By Yakir Benzion, United With Israel
A senior official of the Palestine Liberation Organization (PLO) says the Palestinian Authority paid out some 600 million shekels ($181 million) in stipends to Palestinian terrorists and their families last year under the PA’s pay-for-slay policy, Times of Israel reported Thursday.
For decades, the Palestinians have used foreign donor money, including U.S. taxpayer funds and other sources, to reward terrorists and their families. These are monthly cash payments to terrorist prisoners, released terrorist prisoners, and to the families of the so-called “martyrs” – any Palestinian killed while carrying out attacks against Israelis.
That includes payments in perpetuity to the families of suicide bombers as a reward for their “sacrifice” to the Palestinian cause.
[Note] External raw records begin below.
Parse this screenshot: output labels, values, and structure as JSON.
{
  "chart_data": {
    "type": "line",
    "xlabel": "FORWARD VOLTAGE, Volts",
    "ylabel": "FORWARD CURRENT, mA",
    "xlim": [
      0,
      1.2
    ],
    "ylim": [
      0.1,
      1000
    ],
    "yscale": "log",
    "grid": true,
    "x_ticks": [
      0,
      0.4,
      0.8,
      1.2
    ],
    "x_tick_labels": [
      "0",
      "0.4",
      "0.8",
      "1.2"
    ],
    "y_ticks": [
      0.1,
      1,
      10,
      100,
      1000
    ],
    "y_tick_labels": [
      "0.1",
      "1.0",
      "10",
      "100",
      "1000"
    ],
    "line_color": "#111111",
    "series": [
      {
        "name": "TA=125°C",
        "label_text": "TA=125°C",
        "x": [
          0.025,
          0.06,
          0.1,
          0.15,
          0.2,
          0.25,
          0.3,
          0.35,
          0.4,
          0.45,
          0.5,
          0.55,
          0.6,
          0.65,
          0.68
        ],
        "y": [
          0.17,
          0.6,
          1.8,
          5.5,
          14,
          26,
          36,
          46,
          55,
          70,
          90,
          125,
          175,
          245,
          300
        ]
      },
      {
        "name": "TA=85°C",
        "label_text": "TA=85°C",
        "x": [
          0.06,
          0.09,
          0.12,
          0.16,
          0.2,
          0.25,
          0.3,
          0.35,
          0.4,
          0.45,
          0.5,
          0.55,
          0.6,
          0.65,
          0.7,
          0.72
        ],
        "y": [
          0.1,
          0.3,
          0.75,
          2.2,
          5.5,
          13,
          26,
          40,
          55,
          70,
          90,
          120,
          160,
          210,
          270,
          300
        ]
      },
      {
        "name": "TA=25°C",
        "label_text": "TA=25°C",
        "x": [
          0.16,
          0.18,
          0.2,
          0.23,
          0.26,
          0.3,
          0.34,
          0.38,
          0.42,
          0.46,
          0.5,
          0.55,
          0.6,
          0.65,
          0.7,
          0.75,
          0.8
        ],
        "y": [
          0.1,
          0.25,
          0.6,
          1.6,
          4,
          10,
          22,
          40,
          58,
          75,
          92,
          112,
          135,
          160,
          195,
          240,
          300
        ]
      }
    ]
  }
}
“Because the PA hands out more money for longer sentences in Israeli prisons, those incarcerated for the most brutal terror attacks receive more funding from Ramallah,” Times of Israel noted.
“We pay around 50 million shekels ($15 million) per month in salaries,” PLO Commissioner for Prisoners’ Affairs Qadri Abu Bakr told the news site.
Over the past two years, Israel has introduced new legislation that would bring legal action against any Palestinian bank that provides payments as a reward for terrorism. Instead of stopping the practice as has been demanded by Israel and the United States, the Palestinian Authority has looked for loopholes to keep the reward payments going.
Abu Bakr said that around 7,500 released Palestinian prisoners currently receive salaries from the PLO. Another 4,500 who are still in detention also get paid.
The $181 in payouts, to which he admitted, is even higher than the $159 million calculated by the Israeli watchdog group Palestinian Media Watch, which has tracked the reward payments for terrorism and helped craft the Israeli legislation.
The Trump Administration cut off funding to the Palestinians in part over their refusal to stop the pay-for-slay payments. That decision was in line with the Taylor Force Act, passed by the Senate in 2018, which received bipartisan support and was named for 28-year-old American graduate student Taylor Force, who was stabbed to death by a Palestinian terrorist in Tel Aviv in March 2016 during a university trip to Israel.
Although Force’s murderer, Bashar Masalha, was killed by police, the Masalha family gets monthly cash payments in return for their son’s “martyrdom.” In addition to killing Force, the terrorist stabbed and wounded 11 other people, including a pregnant woman.
The Biden Administration said it wants to resume funding to the Palestinians, but that will be difficult to do while still complying with both the Taylor Force Act and the Anti-Terrorism Clarification Act (ATCA), both of which prohibit funding entities that give financial support to terrorism.